From Smartphone Images to Musculoskeletal Models: Personalized Inertial Parameter Estimation

Abstract

Every human body is different, however, current movement analysis does not reflect that, as it heavily relies on generic musculoskeletal models. Usually, these models are scaled to match the participants' body segment lengths and body weight, but not taking individual body shape into account. This can lead to errors in the estimation of joint forces and torques, which are important to accurately estimate musculoskeletal variables. Thus, we developed a method to estimate body segment inertial parameters based on smartphone pictures. From the pictures, we reconstruct the body hull, estimate the skeletal shape and pose, and then estimate the distribution of bone, lean, and fatty tissues. We then segment the body hull and assign each tissue type a density, which is used to calculate the body segment inertial parameters. These personalized models were validated with an experiment including gait and magnetic resonance imaging measurements. We found that our method leads to a reduction of residual forces of up to 14.9% and a reduction of metabolic cost of up to 12.8% when compared to generic musculoskeletal models.
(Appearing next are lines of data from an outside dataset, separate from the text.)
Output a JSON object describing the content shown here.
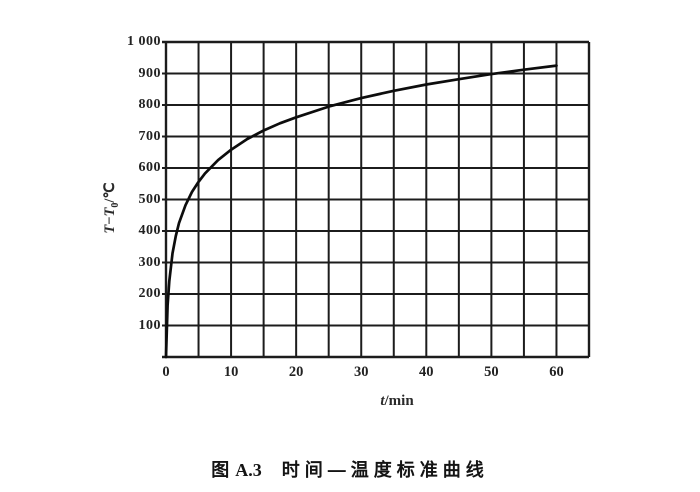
{
  "figure": {
    "caption_fig": "图",
    "caption_num": "A.3",
    "caption_title": "时间—温度标准曲线"
  },
  "axes": {
    "y": {
      "var1": "T",
      "minus": "−",
      "var2": "T",
      "sub": "0",
      "slash": "/",
      "unit": "℃"
    },
    "x": {
      "var": "t",
      "slash": "/",
      "unit": "min"
    }
  },
  "chart_data": {
    "type": "line",
    "title": "时间—温度标准曲线",
    "xlabel": "t/min",
    "ylabel": "T−T0/℃",
    "xlim": [
      0,
      65
    ],
    "ylim": [
      0,
      1000
    ],
    "x_grid_step": 5,
    "y_grid_step": 100,
    "grid": true,
    "legend": false,
    "x_ticks": [
      {
        "v": 0,
        "label": "0"
      },
      {
        "v": 10,
        "label": "10"
      },
      {
        "v": 20,
        "label": "20"
      },
      {
        "v": 30,
        "label": "30"
      },
      {
        "v": 40,
        "label": "40"
      },
      {
        "v": 50,
        "label": "50"
      },
      {
        "v": 60,
        "label": "60"
      }
    ],
    "y_ticks": [
      {
        "v": 100,
        "label": "100"
      },
      {
        "v": 200,
        "label": "200"
      },
      {
        "v": 300,
        "label": "300"
      },
      {
        "v": 400,
        "label": "400"
      },
      {
        "v": 500,
        "label": "500"
      },
      {
        "v": 600,
        "label": "600"
      },
      {
        "v": 700,
        "label": "700"
      },
      {
        "v": 800,
        "label": "800"
      },
      {
        "v": 900,
        "label": "900"
      },
      {
        "v": 1000,
        "label": "1 000"
      }
    ],
    "series": [
      {
        "name": "时间—温度标准曲线",
        "points": [
          [
            0,
            0
          ],
          [
            0.25,
            164
          ],
          [
            0.5,
            241
          ],
          [
            1,
            329
          ],
          [
            1.5,
            384
          ],
          [
            2,
            425
          ],
          [
            3,
            482
          ],
          [
            4,
            524
          ],
          [
            5,
            556
          ],
          [
            6,
            583
          ],
          [
            8,
            625
          ],
          [
            10,
            658
          ],
          [
            12.5,
            692
          ],
          [
            15,
            719
          ],
          [
            17.5,
            742
          ],
          [
            20,
            761
          ],
          [
            25,
            795
          ],
          [
            30,
            822
          ],
          [
            35,
            845
          ],
          [
            40,
            865
          ],
          [
            45,
            882
          ],
          [
            50,
            898
          ],
          [
            55,
            912
          ],
          [
            60,
            925
          ]
        ]
      }
    ],
    "line_color": "#0d0d0d",
    "grid_color": "#1c1c1c",
    "background": "#ffffff"
  }
}
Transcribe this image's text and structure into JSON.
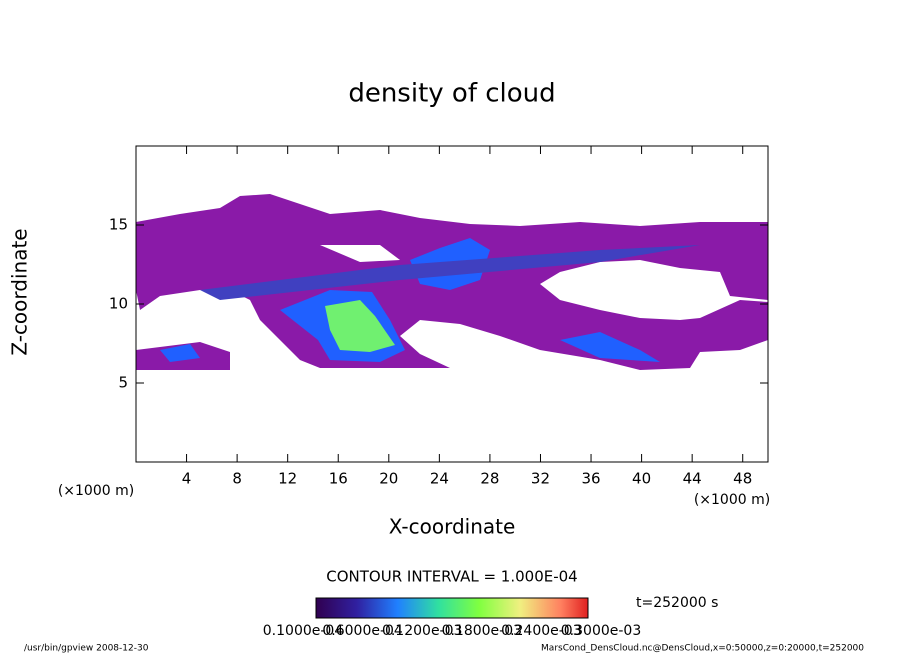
{
  "chart_data": {
    "type": "contour",
    "title": "density of cloud",
    "xlabel": "X-coordinate",
    "ylabel": "Z-coordinate",
    "xunit_left": "(×1000 m)",
    "xunit_right": "(×1000 m)",
    "xlim": [
      0,
      50
    ],
    "ylim": [
      0,
      20
    ],
    "xticks": [
      4,
      8,
      12,
      16,
      20,
      24,
      28,
      32,
      36,
      40,
      44,
      48
    ],
    "yticks": [
      5,
      10,
      15
    ],
    "contour_interval": "CONTOUR INTERVAL = 1.000E-04",
    "time_label": "t=252000 s",
    "colorbar_labels": [
      "0.1000e-04",
      "0.6000e-04",
      "0.1200e-03",
      "0.1800e-03",
      "0.2400e-03",
      "0.3000e-03"
    ],
    "footer_left": "/usr/bin/gpview   2008-12-30",
    "footer_right": "MarsCond_DensCloud.nc@DensCloud,x=0:50000,z=0:20000,t=252000"
  }
}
Furthermore, the shape-based inertial parameter personalization method creates participant-specific musculoskeletal models that are closer to the MRI-derived ground truth than generic models. To allow for the use of our method with existing data, we also introduce two new generic musculoskeletal models, which are based on the average standing body shapes and show similar joint moment outcomes, but less reduction of residual forces as the personalized models.